Customers First or Second?

I created some new slides this week for a series of presentations coming up at industry events and partner/dealer conferences. One slide that is firmly in my deck asks whether we should be putting customers first. Sharp intake of breath I sense!

My view is that we should be putting customers second, still a silver medal position. My reasoning is simple. If we take care of our people first, they will do a fantastic job of looking after our customers.
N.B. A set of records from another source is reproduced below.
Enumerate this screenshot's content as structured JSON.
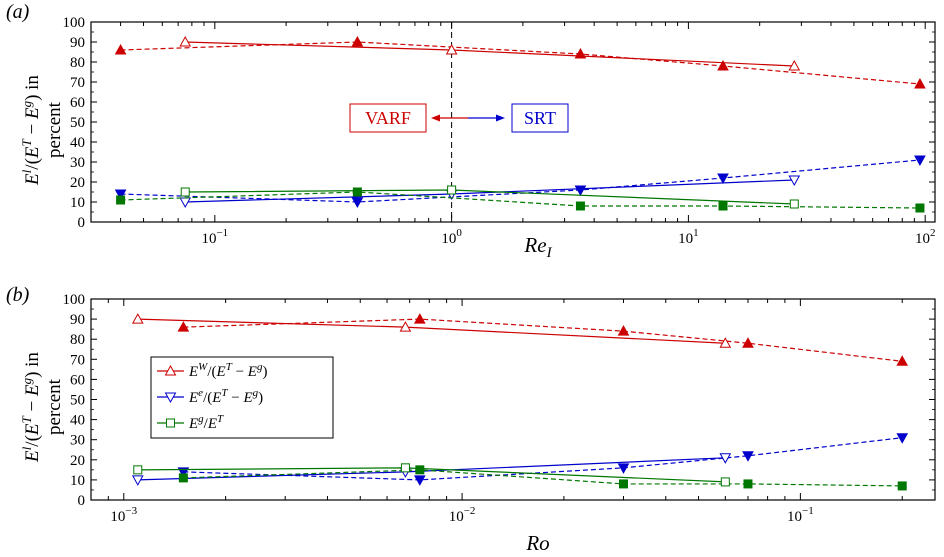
{
  "chart_data": [
    {
      "type": "line",
      "panel_label": "(a)",
      "xlabel_main": "Re",
      "xlabel_sub": "I",
      "ylabel_line1": "E^l/(E^T − E^g) in",
      "ylabel_line2": "percent",
      "xscale": "log",
      "xlim": [
        0.03,
        110
      ],
      "ylim": [
        0,
        100
      ],
      "yticks": [
        0,
        10,
        20,
        30,
        40,
        50,
        60,
        70,
        80,
        90,
        100
      ],
      "xtick_labels": [
        {
          "value": 0.1,
          "base": "10",
          "exp": "−1"
        },
        {
          "value": 1,
          "base": "10",
          "exp": "0"
        },
        {
          "value": 10,
          "base": "10",
          "exp": "1"
        },
        {
          "value": 100,
          "base": "10",
          "exp": "2"
        }
      ],
      "vline": 1,
      "annotations": {
        "left_label": "VARF",
        "right_label": "SRT",
        "left_color": "#cc0000",
        "right_color": "#0000cc"
      },
      "series": [
        {
          "color": "#cc0000",
          "dash": true,
          "marker": "triangle-up",
          "filled": true,
          "x": [
            0.04,
            0.4,
            3.5,
            14,
            95
          ],
          "y": [
            86,
            90,
            84,
            78,
            69
          ]
        },
        {
          "color": "#cc0000",
          "dash": false,
          "marker": "triangle-up",
          "filled": false,
          "x": [
            0.075,
            1,
            28
          ],
          "y": [
            90,
            86,
            78
          ]
        },
        {
          "color": "#0000cc",
          "dash": true,
          "marker": "triangle-down",
          "filled": true,
          "x": [
            0.04,
            0.4,
            3.5,
            14,
            95
          ],
          "y": [
            14,
            10,
            16,
            22,
            31
          ]
        },
        {
          "color": "#0000cc",
          "dash": false,
          "marker": "triangle-down",
          "filled": false,
          "x": [
            0.075,
            1,
            28
          ],
          "y": [
            10,
            14,
            21
          ]
        },
        {
          "color": "#007700",
          "dash": true,
          "marker": "square",
          "filled": true,
          "x": [
            0.04,
            0.4,
            3.5,
            14,
            95
          ],
          "y": [
            11,
            15,
            8,
            8,
            7
          ]
        },
        {
          "color": "#007700",
          "dash": false,
          "marker": "square",
          "filled": false,
          "x": [
            0.075,
            1,
            28
          ],
          "y": [
            15,
            16,
            9
          ]
        }
      ]
    },
    {
      "type": "line",
      "panel_label": "(b)",
      "xlabel_main": "Ro",
      "xlabel_sub": "",
      "ylabel_line1": "E^l/(E^T − E^g) in",
      "ylabel_line2": "percent",
      "xscale": "log",
      "xlim": [
        0.0008,
        0.25
      ],
      "ylim": [
        0,
        100
      ],
      "yticks": [
        0,
        10,
        20,
        30,
        40,
        50,
        60,
        70,
        80,
        90,
        100
      ],
      "xtick_labels": [
        {
          "value": 0.001,
          "base": "10",
          "exp": "−3"
        },
        {
          "value": 0.01,
          "base": "10",
          "exp": "−2"
        },
        {
          "value": 0.1,
          "base": "10",
          "exp": "−1"
        }
      ],
      "legend": {
        "placement": "center-left",
        "entries": [
          {
            "color": "#cc0000",
            "marker": "triangle-up",
            "text": "E^W/(E^T − E^g)"
          },
          {
            "color": "#0000cc",
            "marker": "triangle-down",
            "text": "E^e/(E^T − E^g)"
          },
          {
            "color": "#007700",
            "marker": "square",
            "text": "E^g/E^T"
          }
        ]
      },
      "series": [
        {
          "color": "#cc0000",
          "dash": true,
          "marker": "triangle-up",
          "filled": true,
          "x": [
            0.0015,
            0.0075,
            0.03,
            0.07,
            0.2
          ],
          "y": [
            86,
            90,
            84,
            78,
            69
          ]
        },
        {
          "color": "#cc0000",
          "dash": false,
          "marker": "triangle-up",
          "filled": false,
          "x": [
            0.0011,
            0.0068,
            0.06
          ],
          "y": [
            90,
            86,
            78
          ]
        },
        {
          "color": "#0000cc",
          "dash": true,
          "marker": "triangle-down",
          "filled": true,
          "x": [
            0.0015,
            0.0075,
            0.03,
            0.07,
            0.2
          ],
          "y": [
            14,
            10,
            16,
            22,
            31
          ]
        },
        {
          "color": "#0000cc",
          "dash": false,
          "marker": "triangle-down",
          "filled": false,
          "x": [
            0.0011,
            0.0068,
            0.06
          ],
          "y": [
            10,
            14,
            21
          ]
        },
        {
          "color": "#007700",
          "dash": true,
          "marker": "square",
          "filled": true,
          "x": [
            0.0015,
            0.0075,
            0.03,
            0.07,
            0.2
          ],
          "y": [
            11,
            15,
            8,
            8,
            7
          ]
        },
        {
          "color": "#007700",
          "dash": false,
          "marker": "square",
          "filled": false,
          "x": [
            0.0011,
            0.0068,
            0.06
          ],
          "y": [
            15,
            16,
            9
          ]
        }
      ]
    }
  ]
}
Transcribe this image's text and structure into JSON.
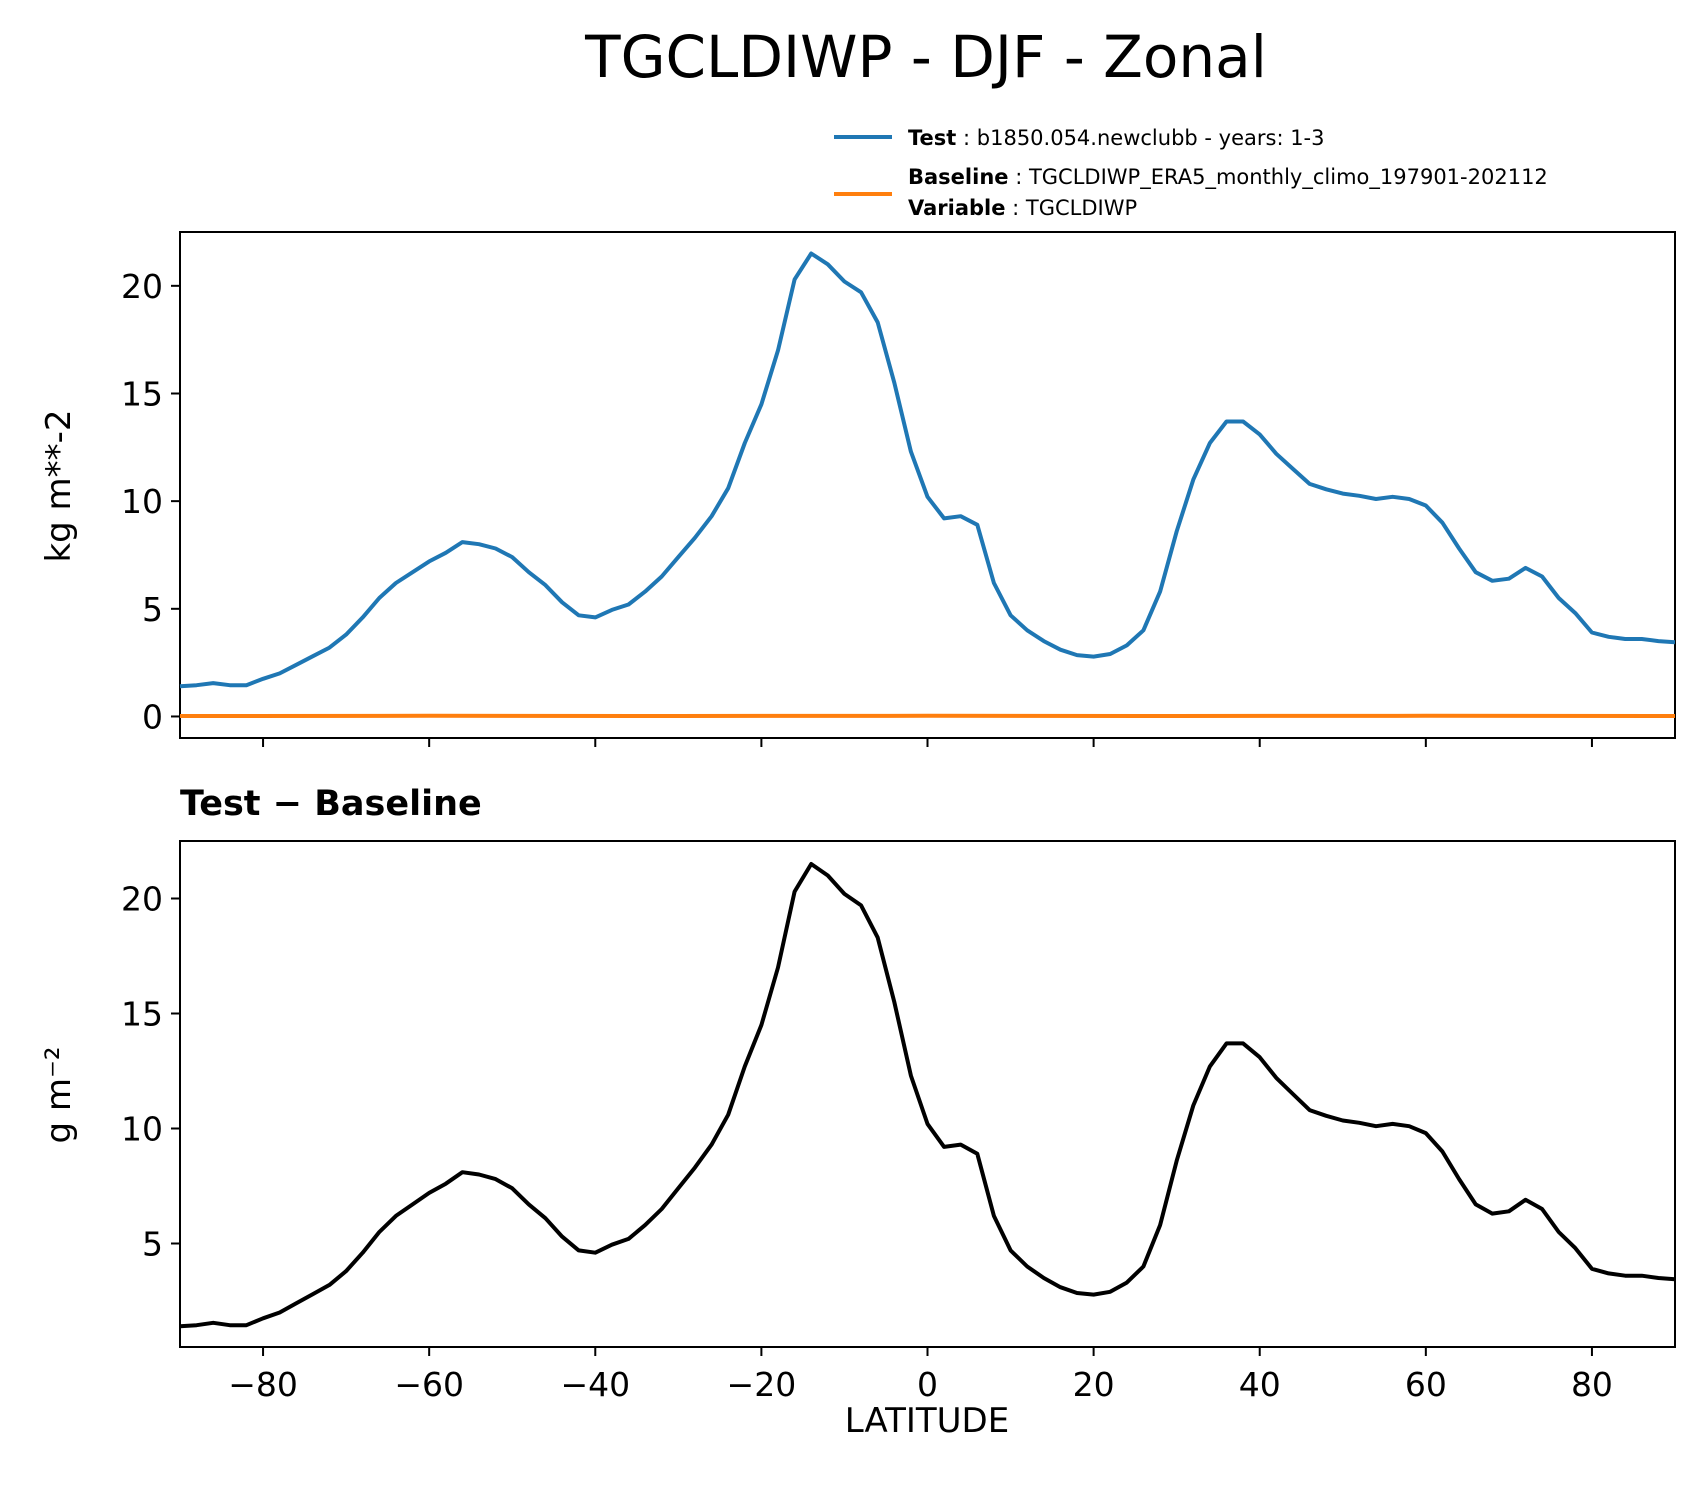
{
  "chart_data": [
    {
      "type": "line",
      "title": "TGCLDIWP - DJF - Zonal",
      "xlabel": "",
      "ylabel": "kg m**-2",
      "xlim": [
        -90,
        90
      ],
      "ylim": [
        -1,
        22.5
      ],
      "yticks": [
        0,
        5,
        10,
        15,
        20
      ],
      "ytick_labels": [
        "0",
        "5",
        "10",
        "15",
        "20"
      ],
      "xticks": [
        -80,
        -60,
        -40,
        -20,
        0,
        20,
        40,
        60,
        80
      ],
      "legend": {
        "placement": "top-right",
        "entries": [
          {
            "bold": "Test",
            "sep": " : ",
            "text": "b1850.054.newclubb - years: 1-3",
            "color": "#1f77b4"
          },
          {
            "bold": "Baseline",
            "sep": " : ",
            "text": "TGCLDIWP_ERA5_monthly_climo_197901-202112",
            "color": "#ff7f0e"
          },
          {
            "bold": "Variable",
            "sep": " : ",
            "text": "TGCLDIWP",
            "color": ""
          }
        ]
      },
      "series": [
        {
          "name": "Test",
          "color": "#1f77b4",
          "x": [
            -90,
            -88,
            -86,
            -84,
            -82,
            -80,
            -78,
            -76,
            -74,
            -72,
            -70,
            -68,
            -66,
            -64,
            -62,
            -60,
            -58,
            -56,
            -54,
            -52,
            -50,
            -48,
            -46,
            -44,
            -42,
            -40,
            -38,
            -36,
            -34,
            -32,
            -30,
            -28,
            -26,
            -24,
            -22,
            -20,
            -18,
            -16,
            -14,
            -12,
            -10,
            -8,
            -6,
            -4,
            -2,
            0,
            2,
            4,
            6,
            8,
            10,
            12,
            14,
            16,
            18,
            20,
            22,
            24,
            26,
            28,
            30,
            32,
            34,
            36,
            38,
            40,
            42,
            44,
            46,
            48,
            50,
            52,
            54,
            56,
            58,
            60,
            62,
            64,
            66,
            68,
            70,
            72,
            74,
            76,
            78,
            80,
            82,
            84,
            86,
            88,
            90
          ],
          "values": [
            1.4,
            1.45,
            1.55,
            1.45,
            1.45,
            1.75,
            2.0,
            2.4,
            2.8,
            3.2,
            3.8,
            4.6,
            5.5,
            6.2,
            6.7,
            7.2,
            7.6,
            8.1,
            8.0,
            7.8,
            7.4,
            6.7,
            6.1,
            5.3,
            4.7,
            4.6,
            4.95,
            5.2,
            5.8,
            6.5,
            7.4,
            8.3,
            9.3,
            10.6,
            12.7,
            14.5,
            17.0,
            20.3,
            21.5,
            21.0,
            20.2,
            19.7,
            18.3,
            15.5,
            12.3,
            10.2,
            9.2,
            9.3,
            8.9,
            6.2,
            4.7,
            4.0,
            3.5,
            3.1,
            2.85,
            2.78,
            2.9,
            3.3,
            4.0,
            5.8,
            8.6,
            11.0,
            12.7,
            13.7,
            13.7,
            13.1,
            12.2,
            11.5,
            10.8,
            10.55,
            10.35,
            10.25,
            10.1,
            10.2,
            10.1,
            9.8,
            9.0,
            7.8,
            6.7,
            6.3,
            6.4,
            6.9,
            6.5,
            5.5,
            4.8,
            3.9,
            3.7,
            3.6,
            3.6,
            3.5,
            3.45
          ]
        },
        {
          "name": "Baseline",
          "color": "#ff7f0e",
          "x": [
            -90,
            -60,
            -30,
            0,
            30,
            60,
            90
          ],
          "values": [
            0.02,
            0.03,
            0.02,
            0.03,
            0.02,
            0.03,
            0.02
          ]
        }
      ]
    },
    {
      "type": "line",
      "title": "Test − Baseline",
      "xlabel": "LATITUDE",
      "ylabel": "g m⁻²",
      "xlim": [
        -90,
        90
      ],
      "ylim": [
        0.5,
        22.5
      ],
      "yticks": [
        5,
        10,
        15,
        20
      ],
      "ytick_labels": [
        "5",
        "10",
        "15",
        "20"
      ],
      "xticks": [
        -80,
        -60,
        -40,
        -20,
        0,
        20,
        40,
        60,
        80
      ],
      "xtick_labels": [
        "−80",
        "−60",
        "−40",
        "−20",
        "0",
        "20",
        "40",
        "60",
        "80"
      ],
      "series": [
        {
          "name": "Test − Baseline",
          "color": "#000000",
          "x": [
            -90,
            -88,
            -86,
            -84,
            -82,
            -80,
            -78,
            -76,
            -74,
            -72,
            -70,
            -68,
            -66,
            -64,
            -62,
            -60,
            -58,
            -56,
            -54,
            -52,
            -50,
            -48,
            -46,
            -44,
            -42,
            -40,
            -38,
            -36,
            -34,
            -32,
            -30,
            -28,
            -26,
            -24,
            -22,
            -20,
            -18,
            -16,
            -14,
            -12,
            -10,
            -8,
            -6,
            -4,
            -2,
            0,
            2,
            4,
            6,
            8,
            10,
            12,
            14,
            16,
            18,
            20,
            22,
            24,
            26,
            28,
            30,
            32,
            34,
            36,
            38,
            40,
            42,
            44,
            46,
            48,
            50,
            52,
            54,
            56,
            58,
            60,
            62,
            64,
            66,
            68,
            70,
            72,
            74,
            76,
            78,
            80,
            82,
            84,
            86,
            88,
            90
          ],
          "values": [
            1.4,
            1.45,
            1.55,
            1.45,
            1.45,
            1.75,
            2.0,
            2.4,
            2.8,
            3.2,
            3.8,
            4.6,
            5.5,
            6.2,
            6.7,
            7.2,
            7.6,
            8.1,
            8.0,
            7.8,
            7.4,
            6.7,
            6.1,
            5.3,
            4.7,
            4.6,
            4.95,
            5.2,
            5.8,
            6.5,
            7.4,
            8.3,
            9.3,
            10.6,
            12.7,
            14.5,
            17.0,
            20.3,
            21.5,
            21.0,
            20.2,
            19.7,
            18.3,
            15.5,
            12.3,
            10.2,
            9.2,
            9.3,
            8.9,
            6.2,
            4.7,
            4.0,
            3.5,
            3.1,
            2.85,
            2.78,
            2.9,
            3.3,
            4.0,
            5.8,
            8.6,
            11.0,
            12.7,
            13.7,
            13.7,
            13.1,
            12.2,
            11.5,
            10.8,
            10.55,
            10.35,
            10.25,
            10.1,
            10.2,
            10.1,
            9.8,
            9.0,
            7.8,
            6.7,
            6.3,
            6.4,
            6.9,
            6.5,
            5.5,
            4.8,
            3.9,
            3.7,
            3.6,
            3.6,
            3.5,
            3.45
          ]
        }
      ]
    }
  ]
}
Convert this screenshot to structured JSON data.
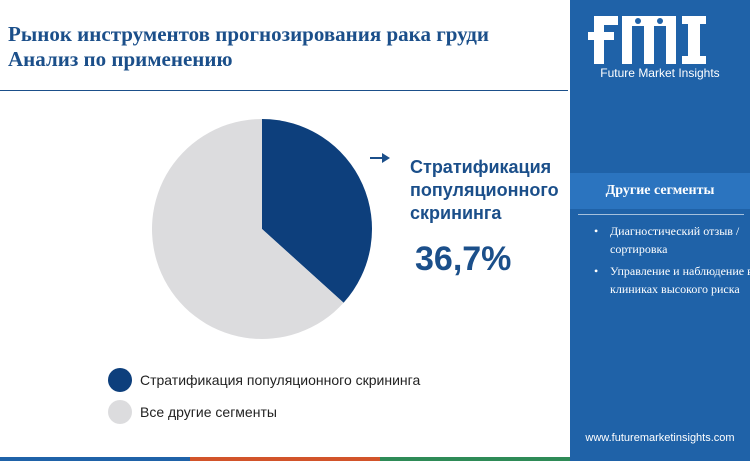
{
  "title_line1": "Рынок инструментов прогнозирования рака груди",
  "title_line2": "Анализ по применению",
  "logo": {
    "name": "fmi",
    "tagline": "Future Market Insights"
  },
  "sidebar": {
    "segments_title": "Другие сегменты",
    "segments": [
      "Диагностический отзыв / сортировка",
      "Управление и наблюдение в клиниках высокого риска"
    ],
    "website": "www.futuremarketinsights.com"
  },
  "colors": {
    "primary": "#0d3f7c",
    "other": "#dcdcde",
    "sidebar": "#1f62a8",
    "title": "#1b4f8a"
  },
  "chart_data": {
    "type": "pie",
    "slices": [
      {
        "label": "Стратификация популяционного скрининга",
        "value": 36.7,
        "color": "#0d3f7c"
      },
      {
        "label": "Все другие сегменты",
        "value": 63.3,
        "color": "#dcdcde"
      }
    ],
    "callout": {
      "label": "Стратификация популяционного скрининга",
      "value_text": "36,7%"
    },
    "legend": [
      "Стратификация популяционного скрининга",
      "Все другие сегменты"
    ],
    "legend_position": "bottom-left"
  }
}
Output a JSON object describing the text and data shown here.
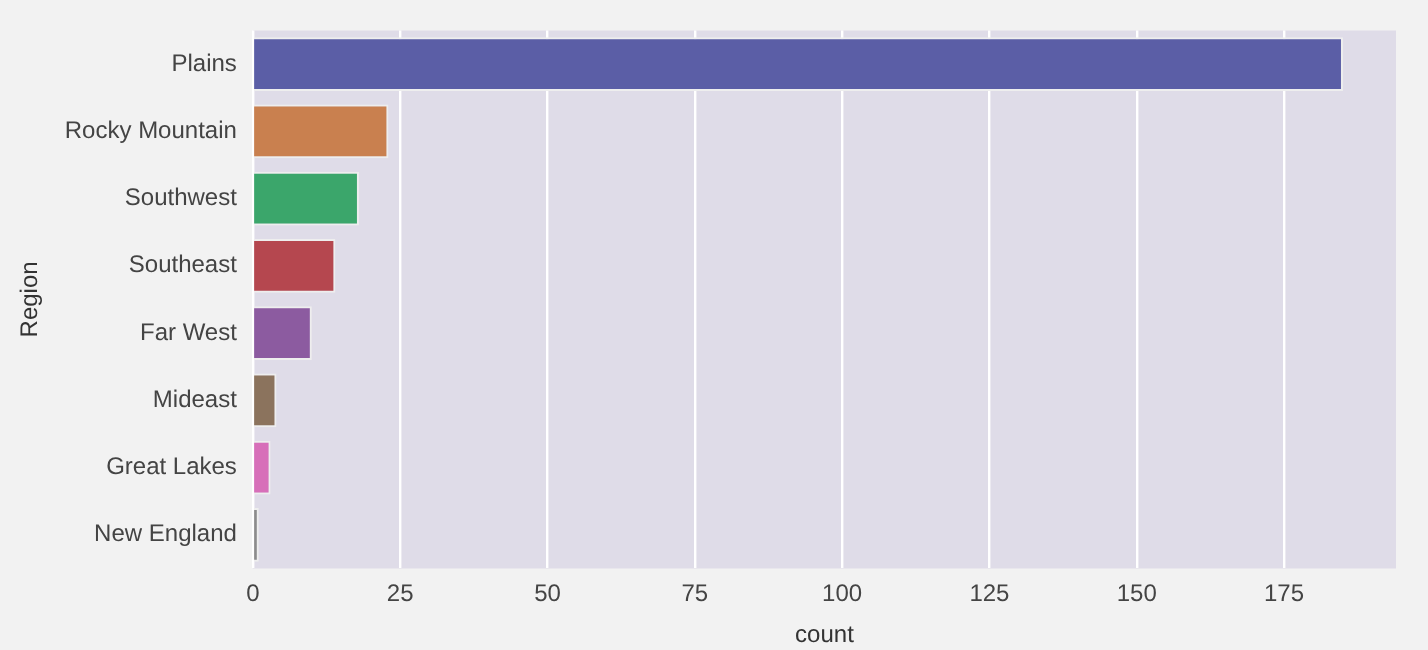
{
  "chart_data": {
    "type": "bar",
    "orientation": "horizontal",
    "xlabel": "count",
    "ylabel": "Region",
    "categories": [
      "Plains",
      "Rocky Mountain",
      "Southwest",
      "Southeast",
      "Far West",
      "Mideast",
      "Great Lakes",
      "New England"
    ],
    "values": [
      185,
      23,
      18,
      14,
      10,
      4,
      3,
      1
    ],
    "colors": [
      "#5b5ea6",
      "#c9804f",
      "#3ba66b",
      "#b5474f",
      "#8c5ba0",
      "#8b735d",
      "#d76fb9",
      "#8c8c8c"
    ],
    "xlim": [
      0,
      194
    ],
    "xticks": [
      0,
      25,
      50,
      75,
      100,
      125,
      150,
      175
    ],
    "grid": "x"
  }
}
Furthermore, if we allow our staff a little time of their own to be creative and encourage them to do a few crazy things from time to time, our organisations will benefit. We will retain our best talent and word will spread that we are a great place to work. The best talent will start to gravitate towards us.

We have all seen the pictures of the Google offices in Switzerland. How many people do you think walk out of Google’s employ on a regular basis and how long is the queue around the block of people wanting to work for Google?

If we take care of our people first, and provide them the tools, the technology and the environment to be imaginative in the fast-changing world we operate in, they will take care of our business, generate new ideas for our future and do a great job exceeding expectations with our customers.